The Justice for Our Stolen Children Camp at Wascana Park says it is not going anywhere, rejecting calls from Premier Scott Moe to dismantle teepees before a second meeting with the government will take place.

Protester Robyn Pitawanakwat says if the protesters leave, then there is no incentive for the government to meet again.

“They have no real incentive to meet with us, if we’re not here. So, we know that we have to be here, and we know this is where people find us,” said Pitawanakwat.

Premier Scott Moe told reporters Thursday that a second meeting with the protesters at this point was out of the question, calling for the teepees to be dismantled.

“We would also ask that in good faith that the individuals across the way understand that they are in violation of bylaws and start to remove some of the structures that they have there,” said Moe.

“We have shown good faith.
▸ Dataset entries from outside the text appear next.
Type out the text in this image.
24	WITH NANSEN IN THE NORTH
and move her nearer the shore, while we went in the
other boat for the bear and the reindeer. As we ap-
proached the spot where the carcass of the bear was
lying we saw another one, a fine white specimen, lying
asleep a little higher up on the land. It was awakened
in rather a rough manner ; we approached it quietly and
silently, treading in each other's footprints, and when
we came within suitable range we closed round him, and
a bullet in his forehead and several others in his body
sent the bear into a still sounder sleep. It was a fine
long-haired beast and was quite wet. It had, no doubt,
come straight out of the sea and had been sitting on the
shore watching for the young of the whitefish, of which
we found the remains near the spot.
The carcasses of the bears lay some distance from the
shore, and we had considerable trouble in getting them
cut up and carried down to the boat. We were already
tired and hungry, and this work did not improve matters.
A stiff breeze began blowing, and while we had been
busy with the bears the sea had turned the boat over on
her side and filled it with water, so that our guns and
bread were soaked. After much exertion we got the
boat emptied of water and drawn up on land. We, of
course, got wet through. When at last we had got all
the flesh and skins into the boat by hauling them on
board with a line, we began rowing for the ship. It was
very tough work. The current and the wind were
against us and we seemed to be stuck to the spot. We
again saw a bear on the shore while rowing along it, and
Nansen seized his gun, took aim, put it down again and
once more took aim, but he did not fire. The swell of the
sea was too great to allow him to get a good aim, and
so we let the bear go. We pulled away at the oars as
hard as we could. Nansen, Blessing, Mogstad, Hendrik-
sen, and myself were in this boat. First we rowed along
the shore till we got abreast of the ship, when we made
We’ve been here peacefully for 136 days now. We have taken care of this space and welcomed every person in. We’ve been far more welcoming than the folks across the street for sure,” Pitawanakwat explained.

As more teepees are erected in the camp, now marking 14 and increased community support, Pitawanakwat says the government is feeling the pressure to change child welfare, justice, foster care and adoptions, given the camp is now much larger.

“I do think there’s more pressure. It’s not just one community group, one grassroots group that’s putting pressure on the government — it’s now several First Nations, First Nations organizations,” Pitawanakwat stated.

Moe says the government is not under pressure to make the changes requested, saying the government has worked well with First Nations leaders in making reforms.

The FSIN has come out in full support of the camp, as too has the City of Saskatoon for a similar camp at a local park there.

(PHOTO: Justice for Our Stolen Children camp has 14 teepees, marking 136 days. Photo courtesy of Mick Favel.)